良子叔性情傲,又好怀疑,村里人都知道,和他说话得寸着些,若一不小心说多了话,自找些难看,真被他怀疑了,麻烦就来了,说不定啥时候就找上门去,非问个是非曲直,张口闭口问着到底是啥意思,问得人莫名其妙,弄得很难堪。好几天的事,说着又无意,自己说啥都忘了,他还来找你解释,解释不清还不行,不跟你散伙,村里就给他个绰号“疯良子”,谁见了他也躲着走,农村人的话,“惹不起还躲不起吗”。

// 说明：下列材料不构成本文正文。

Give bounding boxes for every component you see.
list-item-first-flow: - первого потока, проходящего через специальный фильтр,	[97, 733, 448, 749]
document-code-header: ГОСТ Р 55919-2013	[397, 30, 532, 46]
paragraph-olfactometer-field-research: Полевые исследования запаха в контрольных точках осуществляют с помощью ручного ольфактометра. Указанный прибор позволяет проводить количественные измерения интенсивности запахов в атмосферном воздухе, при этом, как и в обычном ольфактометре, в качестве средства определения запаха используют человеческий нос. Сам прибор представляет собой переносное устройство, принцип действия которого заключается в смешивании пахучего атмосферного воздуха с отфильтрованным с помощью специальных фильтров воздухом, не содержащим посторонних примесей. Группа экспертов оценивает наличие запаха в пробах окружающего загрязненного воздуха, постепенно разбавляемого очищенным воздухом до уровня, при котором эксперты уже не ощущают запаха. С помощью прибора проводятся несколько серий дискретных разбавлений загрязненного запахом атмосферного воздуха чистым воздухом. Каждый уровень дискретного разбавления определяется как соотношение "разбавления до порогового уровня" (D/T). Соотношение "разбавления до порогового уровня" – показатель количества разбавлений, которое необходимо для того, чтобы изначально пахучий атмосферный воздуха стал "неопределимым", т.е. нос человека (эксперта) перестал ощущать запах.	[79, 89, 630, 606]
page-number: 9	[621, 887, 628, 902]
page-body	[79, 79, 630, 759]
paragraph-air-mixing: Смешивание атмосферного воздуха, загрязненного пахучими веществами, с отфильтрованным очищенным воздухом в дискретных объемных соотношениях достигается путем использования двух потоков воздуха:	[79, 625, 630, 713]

虽说都躲着他,万分小心,这样的事儿还是出了好几处,最出格的一次是在谢家。良子叔在邻居谢家玩,说到以前的穷日子,谢就说,听他爹说,良子爷爷犯了眼疾,都快瞎了,看人光重影,出门都扶着墙走,被一个土郎中碰上,给了个偏方,二两麻油滴眼就能治好。那时候穷啊,天天吃不饱,哪里有麻油啊,良子奶奶就去人家的蓖麻垛里寻找蓖麻子,可哪里有啊,还是俺爷爷给了你奶奶一捧蓖麻呢。良子叔一听就犯了嘀咕,想找爷爷奶奶问问这事是不可能了,都到那边好几十年了,还怎去问呀,这黄泉路可是有去无回。可这是个人情啊,谢这么说啥意思,是不是让还这个人情?猜测了好几天,又去村里的上辈人打听,确实,良子爷爷犯过眼疾,以后就瞎了,瞎眼牛就是良子爷爷的外号,因为这个人很犟,开始,村里人叫他犟牛,眼瞎了又改瞎眼牛了。当然,这样的话不可能跟良子这样说,只是踢了这么个意思。又说谢家以前也确实家境殷实,是村里的中等户,有地有车,还做着卖桂花糖的小买卖,却比他良子爷爷家好很多。两家对门住着,给捧蓖麻是有可能的。问了好几个人,都是这个意思,至于给不给蓖麻都不是很确定。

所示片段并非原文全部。